Mabry was born in New York and raised in Brussels, Belgium and Harlem. She excelled in anything she to which she devoted her attention, including academic pursuits at Mount Holyoke College and Johns Hopkins University School of Advanced International Studies, graduating with a degree in international law from Georgetown University.
She was an attorney-adviser in the Office of Legal Adviser of the U.S. Department of State from 1978 to 1981. She then practiced law from 1981 to 1986 at Hogan & Hartson and Miller & Chevalier in Washington, D.C.
She moved to the Bay Area in 1986 and joined the San Francisco law firm of Howard, Rice, Nemerovski, Canady, Robertson & Falk in 1987, and later became a partner in their corporate department. In 1993 she became associate professor at Stanford Law School, where she remained for five years teaching international business.
"She liked working with the students," Folta said. But she became increasingly concerned with a kind of subtle discrimination that she felt lingers pervasively and destructively in society. She said in 2000 that no one at Stanford or in Palo Alto "has ever called me the N-word. We're much too sophisticated for that. But it's worse; it makes you crazy. It's like fighting an invisible enemy."

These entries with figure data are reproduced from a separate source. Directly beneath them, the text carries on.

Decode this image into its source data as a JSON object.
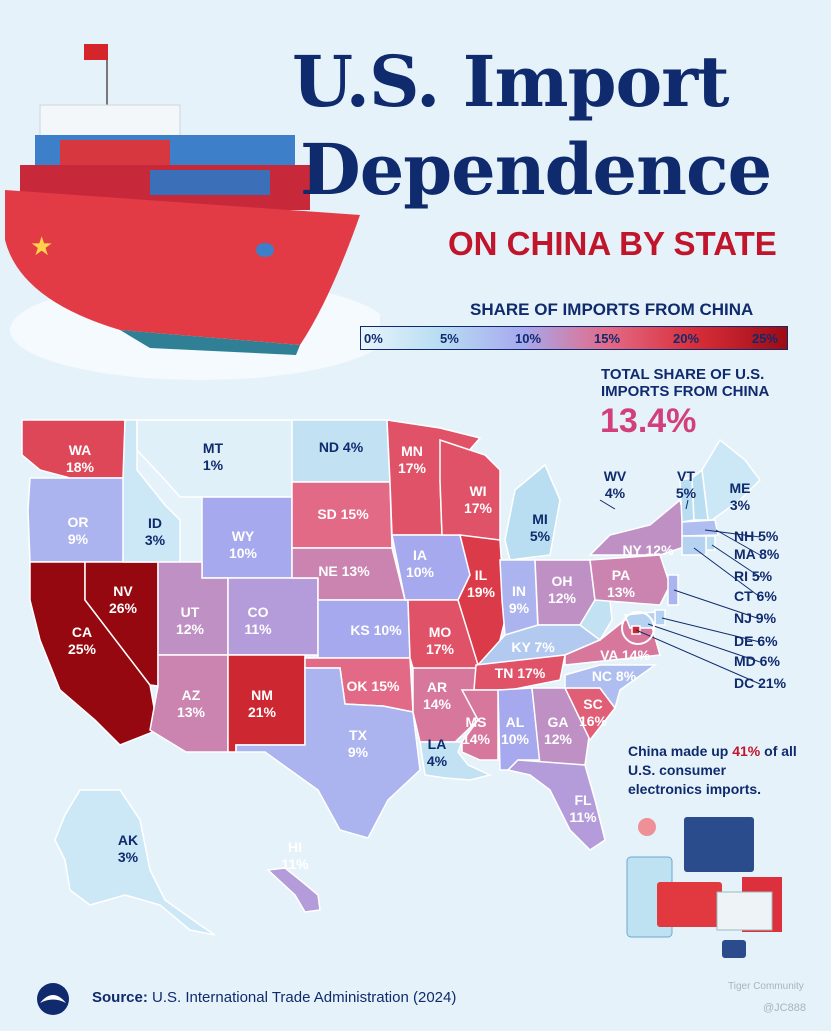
{
  "title_line1": "U.S. Import",
  "title_line2": "Dependence",
  "subtitle": "ON CHINA BY STATE",
  "legend": {
    "title": "SHARE OF IMPORTS FROM CHINA",
    "ticks": [
      "0%",
      "5%",
      "10%",
      "15%",
      "20%",
      "25%"
    ],
    "colors": [
      "#e8f4fb",
      "#b9def2",
      "#a7a9ee",
      "#e36a86",
      "#d92f3a",
      "#9e0b14"
    ]
  },
  "total": {
    "label": "TOTAL SHARE OF U.S. IMPORTS FROM CHINA",
    "value": "13.4%"
  },
  "callout": {
    "before": "China made up ",
    "pct": "41%",
    "middle": " of all U.S. ",
    "category": "consumer electronics",
    "after": " imports."
  },
  "states": [
    {
      "code": "WA",
      "value": 18
    },
    {
      "code": "OR",
      "value": 9
    },
    {
      "code": "CA",
      "value": 25
    },
    {
      "code": "NV",
      "value": 26
    },
    {
      "code": "ID",
      "value": 3
    },
    {
      "code": "MT",
      "value": 1
    },
    {
      "code": "WY",
      "value": 10
    },
    {
      "code": "UT",
      "value": 12
    },
    {
      "code": "CO",
      "value": 11
    },
    {
      "code": "AZ",
      "value": 13
    },
    {
      "code": "NM",
      "value": 21
    },
    {
      "code": "ND",
      "value": 4
    },
    {
      "code": "SD",
      "value": 15
    },
    {
      "code": "NE",
      "value": 13
    },
    {
      "code": "KS",
      "value": 10
    },
    {
      "code": "OK",
      "value": 15
    },
    {
      "code": "TX",
      "value": 9
    },
    {
      "code": "MN",
      "value": 17
    },
    {
      "code": "IA",
      "value": 10
    },
    {
      "code": "MO",
      "value": 17
    },
    {
      "code": "AR",
      "value": 14
    },
    {
      "code": "LA",
      "value": 4
    },
    {
      "code": "WI",
      "value": 17
    },
    {
      "code": "IL",
      "value": 19
    },
    {
      "code": "MI",
      "value": 5
    },
    {
      "code": "IN",
      "value": 9
    },
    {
      "code": "OH",
      "value": 12
    },
    {
      "code": "KY",
      "value": 7
    },
    {
      "code": "TN",
      "value": 17
    },
    {
      "code": "MS",
      "value": 14
    },
    {
      "code": "AL",
      "value": 10
    },
    {
      "code": "GA",
      "value": 12
    },
    {
      "code": "FL",
      "value": 11
    },
    {
      "code": "SC",
      "value": 16
    },
    {
      "code": "NC",
      "value": 8
    },
    {
      "code": "VA",
      "value": 14
    },
    {
      "code": "WV",
      "value": 4
    },
    {
      "code": "PA",
      "value": 13
    },
    {
      "code": "NY",
      "value": 12
    },
    {
      "code": "VT",
      "value": 5
    },
    {
      "code": "ME",
      "value": 3
    },
    {
      "code": "NH",
      "value": 5
    },
    {
      "code": "MA",
      "value": 8
    },
    {
      "code": "RI",
      "value": 5
    },
    {
      "code": "CT",
      "value": 6
    },
    {
      "code": "NJ",
      "value": 9
    },
    {
      "code": "DE",
      "value": 6
    },
    {
      "code": "MD",
      "value": 6
    },
    {
      "code": "DC",
      "value": 21
    },
    {
      "code": "AK",
      "value": 3
    },
    {
      "code": "HI",
      "value": 11
    }
  ],
  "source": {
    "label": "Source:",
    "text": " U.S. International Trade Administration (2024)"
  },
  "watermark": {
    "brand": "Tiger Community",
    "handle": "@JC888"
  }
}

In late 1998, she resigned from the law school to protest what she felt was discrimination against women and people of color, and joined others in a class-action complaint against Stanford for alleged discrimination.
Folta, who is white and confined to a wheelchair, said at a Human Relations Commission forum that people often assumed Mabry was his nursing attendant, despite her degrees from Ivy League schools.
Mabry also had a strong positive commitment to community-based, nonprofit organizations, including Project Read, an adult literacy project in East Palo Alto, and the Oakland-based Savage Jazz Dance Company, where she was a board member.
In 2003 she joined the Palo Alto Housing Corporation as below-market-rate housing administrator. She continued working despite her illness until March of this year.
Mabry also traveled extensively throughout Europe, Africa and Latin America. Folta said her energy and curiosity about life and people earned her friends wherever she went, and her smile and laugh were infectious.
In addition to her husband, Dieter Folta, and stepson, Olaf Folta, she is survived by her parents, Ralph and Gwendolyn Mabry; brothers, Ralph Jr. and William; sister, Marguerite; three nephews and three nieces.